From audiences to relationships
The creator economy’s paradox is that it promised independence but kept creators trapped in algorithmic distribution. The next phase will favor:
Smaller, high-trust communities (paid newsletters, private Discord/Slack groups, member forums) over mass followings.
Direct ownership of distribution (email lists, RSS, interoperable protocols like AT Protocol, ActivityPub) so creators aren’t fully dependent on a single feed.
Multi-revenue stacks: subscriptions + courses + events + limited sponsorships, instead of a single monetization channel.
This doesn’t fix inequality — power laws will persist — but it reduces the pure “slot machine” dynamic of chasing virality.
From feeds to agents
AI systems will increasingly sit between people and raw content:
Personal AI agents that summarize, filter, and prioritize information across platforms.
Task-oriented interfaces ("plan my trip," "explain this policy," "find the best analysis of X") that route attention to fewer, higher-value pieces of content.
This is where the real design challenge lies: if agents are aligned with user goals rather than platform metrics, they can reduce junk engagement. If they’re captured by platforms or advertisers, they become a more opaque, more powerful version of the current feed.
What replaces the attention economy in practice?
Not one model, but a layered ecosystem:
Base layer: Protocols and interoperability
Open protocols (AT Protocol, ActivityPub, others) and community-owned infrastructure (Mastodon instances, co-ops) weaken the lock-in that made attention extraction so profitable. This doesn’t automatically create better incentives, but it makes exit easier and experimentation cheaper.
Economic layer: Mixed monetization
Subscriptions for depth, continuity, and trust (newsletters, premium communities, niche journalism).
Patronage and membership for alignment (Patreon-style support, community shares, co-ops).
Contextual, non-surveillance ads where they’re actually useful (search, marketplaces, tools).
One-off purchases (courses, reports, digital goods) that reward expertise rather than constant posting.
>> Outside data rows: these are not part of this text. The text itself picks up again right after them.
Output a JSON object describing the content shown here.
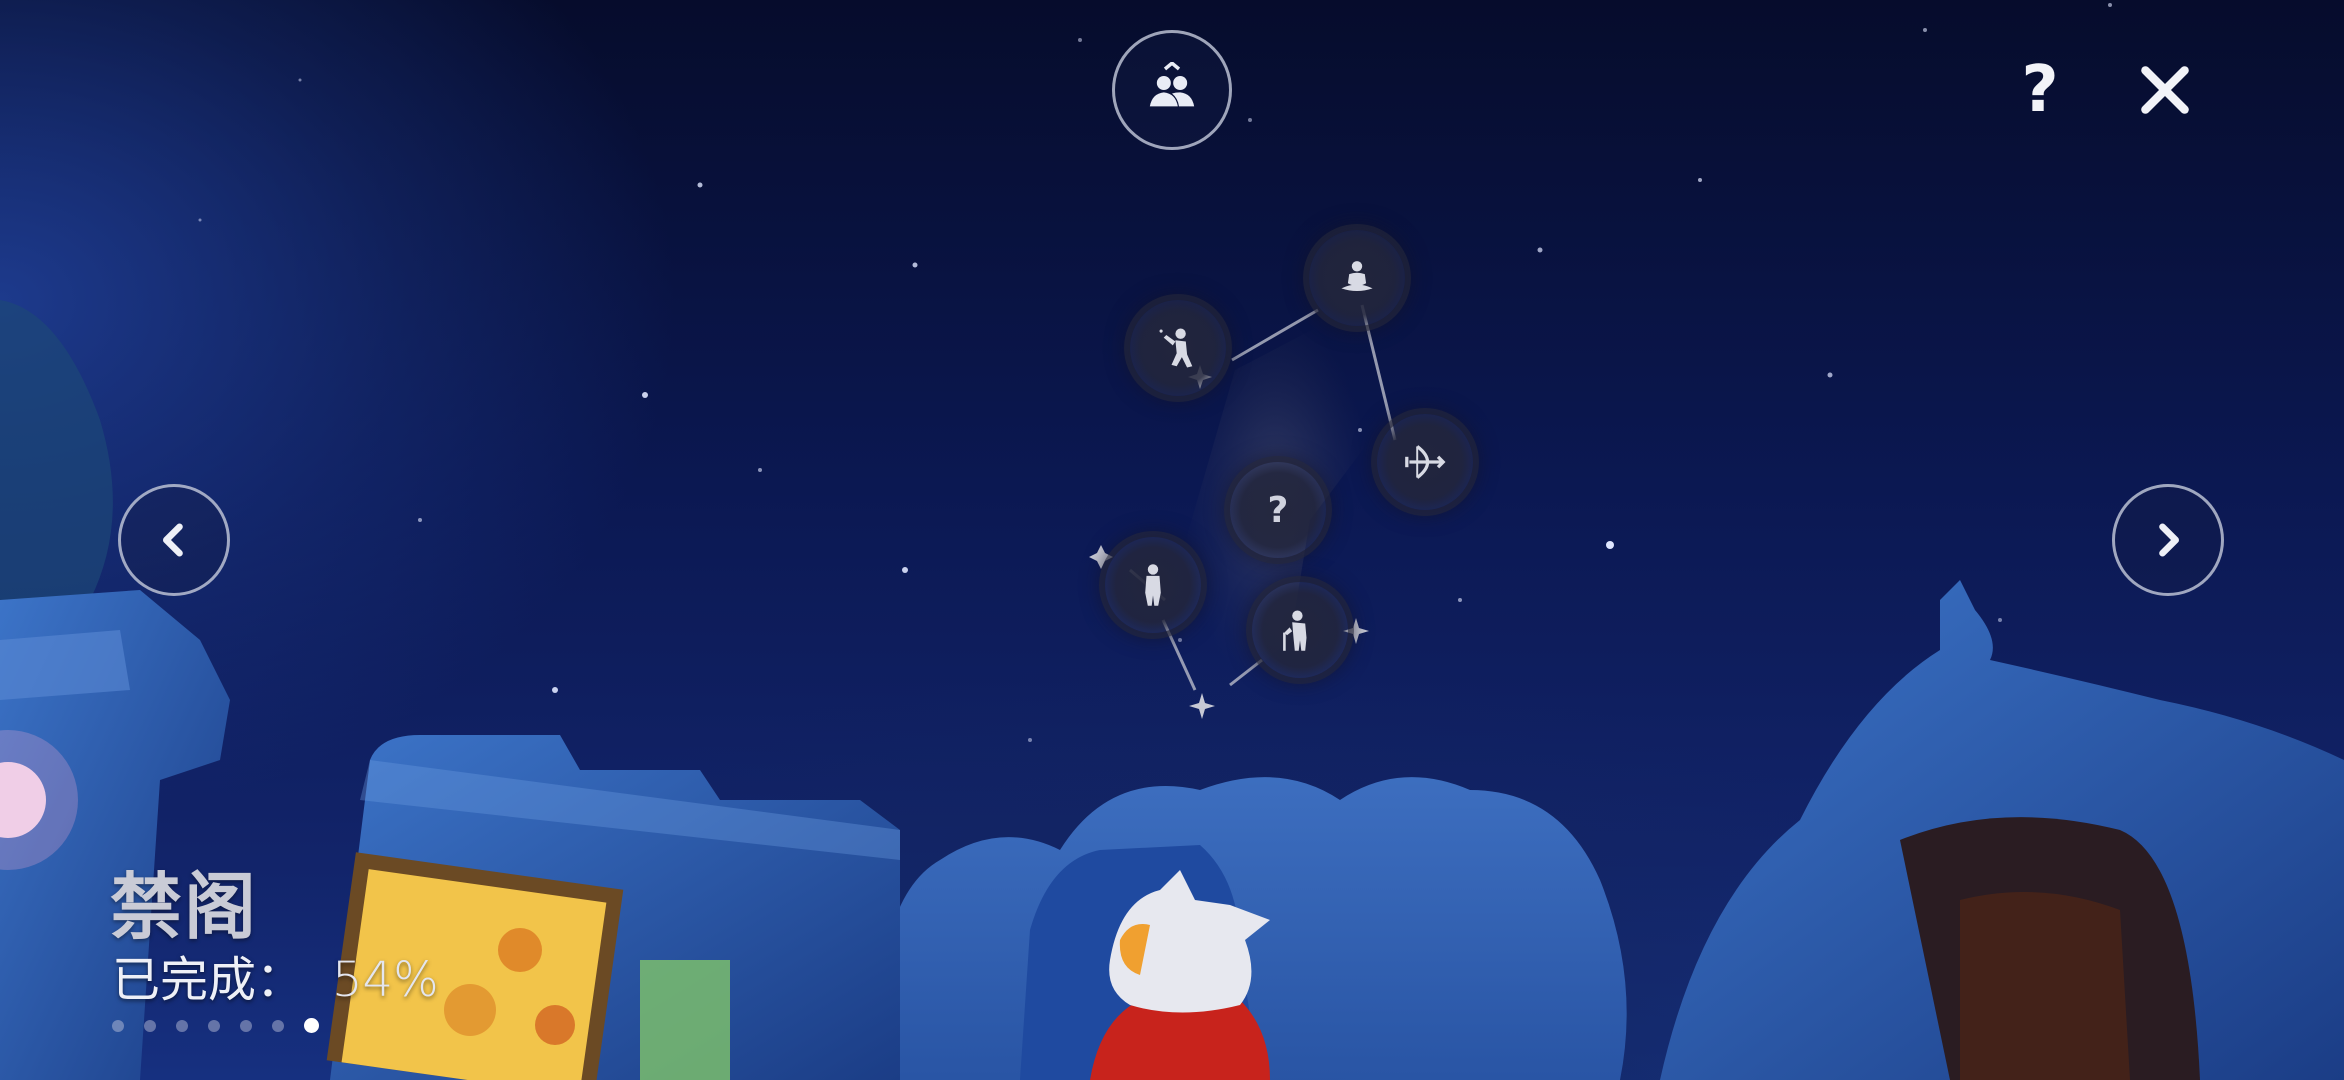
{
  "area": {
    "name": "禁阁",
    "progress_label": "已完成：",
    "progress_value": "54%",
    "progress_fraction": 0.54
  },
  "pagination": {
    "total": 7,
    "active_index": 6
  },
  "toolbar": {
    "help_symbol": "?",
    "close_symbol": "✕",
    "friends_icon": "friends-up-icon"
  },
  "navigation": {
    "prev_icon": "chevron-left-icon",
    "next_icon": "chevron-right-icon"
  },
  "constellation": {
    "nodes": [
      {
        "id": "meditate",
        "icon": "meditating-spirit-icon",
        "state": "found"
      },
      {
        "id": "cheer",
        "icon": "waving-spirit-icon",
        "state": "found"
      },
      {
        "id": "bow",
        "icon": "archer-spirit-icon",
        "state": "found"
      },
      {
        "id": "unknown",
        "icon": "question-icon",
        "label": "?",
        "state": "locked"
      },
      {
        "id": "stand",
        "icon": "standing-spirit-icon",
        "state": "found"
      },
      {
        "id": "cane",
        "icon": "elder-cane-spirit-icon",
        "state": "found"
      }
    ]
  },
  "colors": {
    "sky_top": "#060c2c",
    "sky_bottom": "#163080",
    "ui_white": "#f2f3f8",
    "dot_inactive": "#c8cde1"
  }
}
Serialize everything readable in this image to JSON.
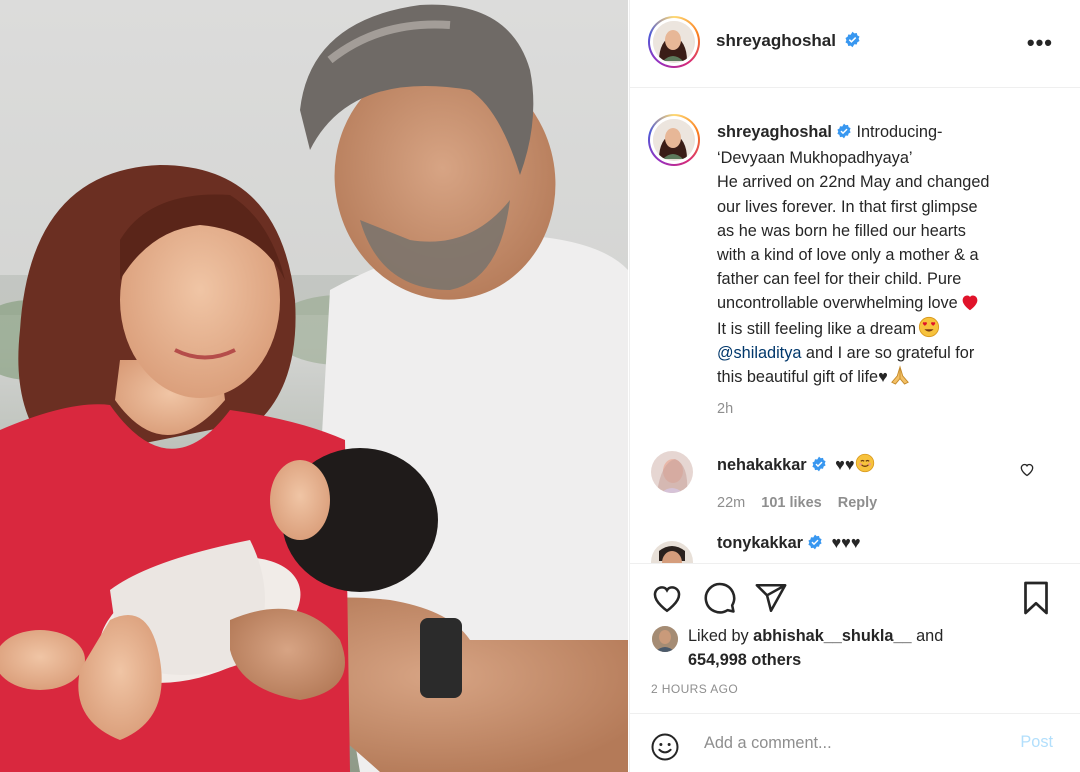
{
  "photo": {
    "alt_icon": "post-photo"
  },
  "post": {
    "author": "shreyaghoshal",
    "author_verified": true,
    "more_icon": "more-options-icon",
    "more_label": "•••"
  },
  "caption": {
    "author": "shreyaghoshal",
    "lines": {
      "l1": "Introducing-",
      "l2": "‘Devyaan Mukhopadhyaya’",
      "l3": "He arrived on 22nd May and changed",
      "l4": "our lives forever. In that first glimpse",
      "l5": "as he was born he filled our hearts",
      "l6": "with a kind of love only a mother & a",
      "l7": "father can feel for their child. Pure",
      "l8": "uncontrollable overwhelming love",
      "l9": "It is still feeling like a dream",
      "mention": "@shiladitya",
      "l10": " and I are so grateful for",
      "l11": "this beautiful gift of life",
      "heart_small": "♥"
    },
    "time": "2h"
  },
  "comments": [
    {
      "author": "nehakakkar",
      "verified": true,
      "text": "♥♥",
      "time": "22m",
      "likes": "101 likes",
      "reply": "Reply"
    },
    {
      "author": "tonykakkar",
      "verified": true,
      "text": "♥♥♥"
    }
  ],
  "actions": {
    "like_icon": "heart-icon",
    "comment_icon": "comment-icon",
    "share_icon": "share-icon",
    "save_icon": "bookmark-icon"
  },
  "likes": {
    "prefix": "Liked by ",
    "user": "abhishak__shukla__",
    "middle": " and",
    "others": "654,998 others"
  },
  "timestamp": "2 HOURS AGO",
  "add_comment": {
    "placeholder": "Add a comment...",
    "post_label": "Post",
    "emoji_icon": "smiley-icon"
  },
  "colors": {
    "verified": "#3897f0",
    "mention": "#00376b",
    "muted": "#8e8e8e",
    "post_disabled": "#b2dffc",
    "dress": "#d9283e"
  }
}
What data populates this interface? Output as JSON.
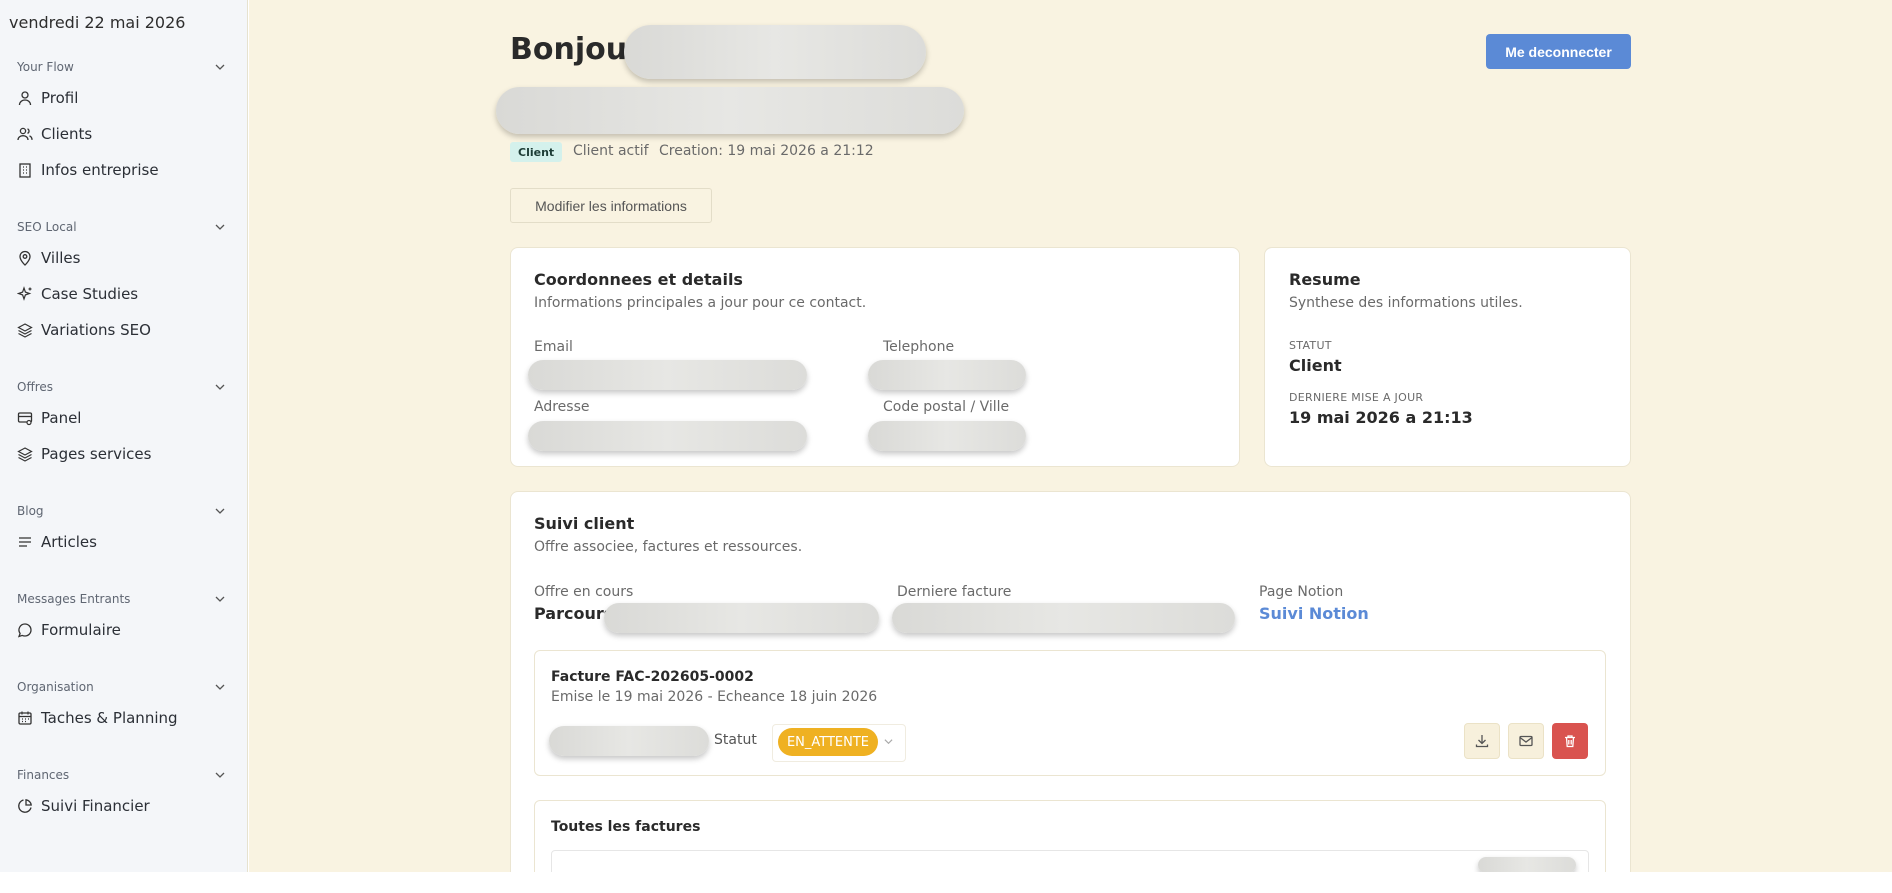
{
  "sidebar": {
    "date": "vendredi 22 mai 2026",
    "groups": [
      {
        "label": "Your Flow",
        "items": [
          {
            "label": "Profil",
            "icon": "user-icon"
          },
          {
            "label": "Clients",
            "icon": "users-icon"
          },
          {
            "label": "Infos entreprise",
            "icon": "building-icon"
          }
        ]
      },
      {
        "label": "SEO Local",
        "items": [
          {
            "label": "Villes",
            "icon": "map-pin-icon"
          },
          {
            "label": "Case Studies",
            "icon": "sparkles-icon"
          },
          {
            "label": "Variations SEO",
            "icon": "layers-icon"
          }
        ]
      },
      {
        "label": "Offres",
        "items": [
          {
            "label": "Panel",
            "icon": "panel-icon"
          },
          {
            "label": "Pages services",
            "icon": "layers-icon"
          }
        ]
      },
      {
        "label": "Blog",
        "items": [
          {
            "label": "Articles",
            "icon": "list-icon"
          }
        ]
      },
      {
        "label": "Messages Entrants",
        "items": [
          {
            "label": "Formulaire",
            "icon": "message-icon"
          }
        ]
      },
      {
        "label": "Organisation",
        "items": [
          {
            "label": "Taches & Planning",
            "icon": "calendar-icon"
          }
        ]
      },
      {
        "label": "Finances",
        "items": [
          {
            "label": "Suivi Financier",
            "icon": "pie-chart-icon"
          }
        ]
      }
    ]
  },
  "header": {
    "greeting": "Bonjour",
    "logout_label": "Me deconnecter",
    "badge": "Client",
    "status_text": "Client actif",
    "creation_text": "Creation: 19 mai 2026 a 21:12",
    "edit_label": "Modifier les informations"
  },
  "details": {
    "title": "Coordonnees et details",
    "subtitle": "Informations principales a jour pour ce contact.",
    "email_label": "Email",
    "phone_label": "Telephone",
    "address_label": "Adresse",
    "postal_label": "Code postal / Ville"
  },
  "summary": {
    "title": "Resume",
    "subtitle": "Synthese des informations utiles.",
    "status_label": "STATUT",
    "status_value": "Client",
    "updated_label": "DERNIERE MISE A JOUR",
    "updated_value": "19 mai 2026 a 21:13"
  },
  "followup": {
    "title": "Suivi client",
    "subtitle": "Offre associee, factures et ressources.",
    "offer_label": "Offre en cours",
    "offer_value": "Parcours",
    "last_invoice_label": "Derniere facture",
    "notion_label": "Page Notion",
    "notion_link": "Suivi Notion",
    "invoice": {
      "title": "Facture FAC-202605-0002",
      "dates": "Emise le 19 mai 2026 - Echeance 18 juin 2026",
      "status_label": "Statut",
      "status_value": "EN_ATTENTE"
    },
    "all_invoices_title": "Toutes les factures"
  },
  "colors": {
    "accent": "#5b8ad6",
    "background": "#f9f3e1",
    "status_pending": "#efb122",
    "danger": "#d9534f",
    "badge_bg": "#d4f1ec"
  }
}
Experience layer: AI-mediated, user-goal-driven
The key shift is from time-maximizing to outcome-maximizing systems:
Instead of “keep you scrolling,” the objective becomes “help you understand X,” “help you decide Y,” or “help you feel connected to Z.”
This requires explicit preference setting, transparency about objectives, and the ability to audit or override what the agent is optimizing for.
The value question
Underneath all of this is the tradeoff you highlight: people will have to pay — with money, friction, or reduced convenience — to escape the worst dynamics of the old model.
Concretely, that likely means:
More paid, slower, smaller spaces for serious information and community.
Free, fast, infinite spaces that remain noisy, ad-heavy, and increasingly AI-generated.
A growing divide between those who can afford (or are willing) to opt into higher-quality environments and those who remain in the default attention-maximizing ones.
The design challenge is to:
Make high-quality, non-extractive spaces cheap and accessible enough that they’re not purely elite enclaves.
Ensure AI agents are aligned with user and societal goals, not just new conduits for engagement and ads.
Build governance into platforms and protocols so that when incentives drift, users have real leverage.
The attention economy isn’t vanishing so much as losing its monopoly. What’s emerging is a contested landscape where time-on-site is only one of several currencies — alongside trust, outcomes, and willingness to pay. The systems we choose to normalize over the next decade will determine whether this transition leads to healthier information ecosystems or a more stratified, opaque version of what we already have.